The religion of America of the Thirties was that of science and modern medicine. Its temples were sterile scientific laboratories and operation theaters where only the initiates might enter. Priests attired with robes were busy serving progress in halls of knowledge heavily guarded from foreign influences behind barred windows. The arcanas of the High Priestess and the Magician come to mind, but in this instance we have a male High Priest. The masked faceless priest with head covered and wearing white robes is attending a central cubical altar – the altar of science. The realms of the sun and the moon and the stars are his. In his hands he holds a newborn baby; a new generation is being sacrificed on that altar to the god of progress. On both sides of the high priest, lower in hierarchical rank, are his two helpers, his lab assistants. They are gowned in green robes and are busy with their instruments, looking for new powers from unseen worlds. A woman is allowed into the level of priest’s assistant and she is white, as is everyone else in the lab. It is all done with cubes and squares. Knowledge and new information are being dissected and classified into small chunks and are being put into cubicles and containers.
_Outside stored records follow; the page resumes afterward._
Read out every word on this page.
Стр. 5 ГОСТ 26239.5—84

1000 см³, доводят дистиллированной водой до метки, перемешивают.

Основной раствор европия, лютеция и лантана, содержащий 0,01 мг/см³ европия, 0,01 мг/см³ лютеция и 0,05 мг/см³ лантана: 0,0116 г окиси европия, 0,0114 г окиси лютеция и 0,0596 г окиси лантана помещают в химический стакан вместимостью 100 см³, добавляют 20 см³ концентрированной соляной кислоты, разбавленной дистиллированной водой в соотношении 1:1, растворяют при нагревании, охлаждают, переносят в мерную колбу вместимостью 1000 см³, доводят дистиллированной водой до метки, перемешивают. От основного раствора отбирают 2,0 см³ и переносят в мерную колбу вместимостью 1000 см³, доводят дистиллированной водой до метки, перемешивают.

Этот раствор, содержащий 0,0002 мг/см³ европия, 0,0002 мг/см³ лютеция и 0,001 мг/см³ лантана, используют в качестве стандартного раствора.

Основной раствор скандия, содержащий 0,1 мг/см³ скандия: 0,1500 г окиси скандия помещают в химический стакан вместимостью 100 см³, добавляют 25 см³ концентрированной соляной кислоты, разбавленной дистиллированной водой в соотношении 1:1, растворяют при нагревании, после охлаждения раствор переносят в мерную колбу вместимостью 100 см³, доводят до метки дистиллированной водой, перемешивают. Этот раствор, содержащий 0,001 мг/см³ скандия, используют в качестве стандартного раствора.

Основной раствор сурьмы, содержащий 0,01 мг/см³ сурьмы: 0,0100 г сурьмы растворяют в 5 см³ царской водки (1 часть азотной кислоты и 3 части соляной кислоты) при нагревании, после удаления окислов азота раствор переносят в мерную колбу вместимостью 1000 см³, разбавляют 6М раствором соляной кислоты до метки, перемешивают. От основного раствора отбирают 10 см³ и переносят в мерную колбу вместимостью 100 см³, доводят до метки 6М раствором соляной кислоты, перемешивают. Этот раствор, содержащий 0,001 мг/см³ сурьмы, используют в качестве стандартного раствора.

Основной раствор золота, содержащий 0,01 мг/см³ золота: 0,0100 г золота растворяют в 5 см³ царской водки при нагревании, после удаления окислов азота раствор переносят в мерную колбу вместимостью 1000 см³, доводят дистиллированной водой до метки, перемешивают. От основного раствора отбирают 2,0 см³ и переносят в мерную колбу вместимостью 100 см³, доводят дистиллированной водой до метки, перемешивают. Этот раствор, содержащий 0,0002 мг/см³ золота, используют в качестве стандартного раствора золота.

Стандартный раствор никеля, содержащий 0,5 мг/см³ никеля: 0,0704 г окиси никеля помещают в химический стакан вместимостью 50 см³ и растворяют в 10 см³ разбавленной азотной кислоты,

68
Things are separated from other things with clear borders and dividing lines to fragment reality.


Progress is brought as a gift and an assistance to the primitive cultures of New Mexico. The extended hand (of white-man or Mr. Anglo from the first scene) is stretched to help and change the situations of those still looking backward to the past. Those are female dominated cultures where people must to work hard with their hands and bodies to obtain their basic provisions. Cultural borders divide the people into isolated realities that do not meet. The gifts of the melting pot and the American dream have not reached here yet (but, by golly they will!) The forces of the old religions and traditions are still centrally strong and unshackled. The window overlooking the church is still unbarred, allowing the domination of primitive feminine influences. Two Spanish women with their faces to the past, to the church, are busy in their attempt to cover up the emerging world of cubes and squares with their adobe mud but maybe they are not successful. A single Spanish man, marginalized out in the fields, pushing a plow behind an invisible ox, has already turned his face halfway toward the future, toward progress (probably wishing that he had a tractor). The two Indian men, the farmer and the herdsman, likewise have started to turn. The Indian women, in contrast, are looking backwards and down into the earth, concentrating on their traditional crafts, which are central to their culture. The men, marginalized in their culture, are looking sideways, getting ready to look up to their white brother (from the first mural) for a helping hand and guidance into the Brave New World.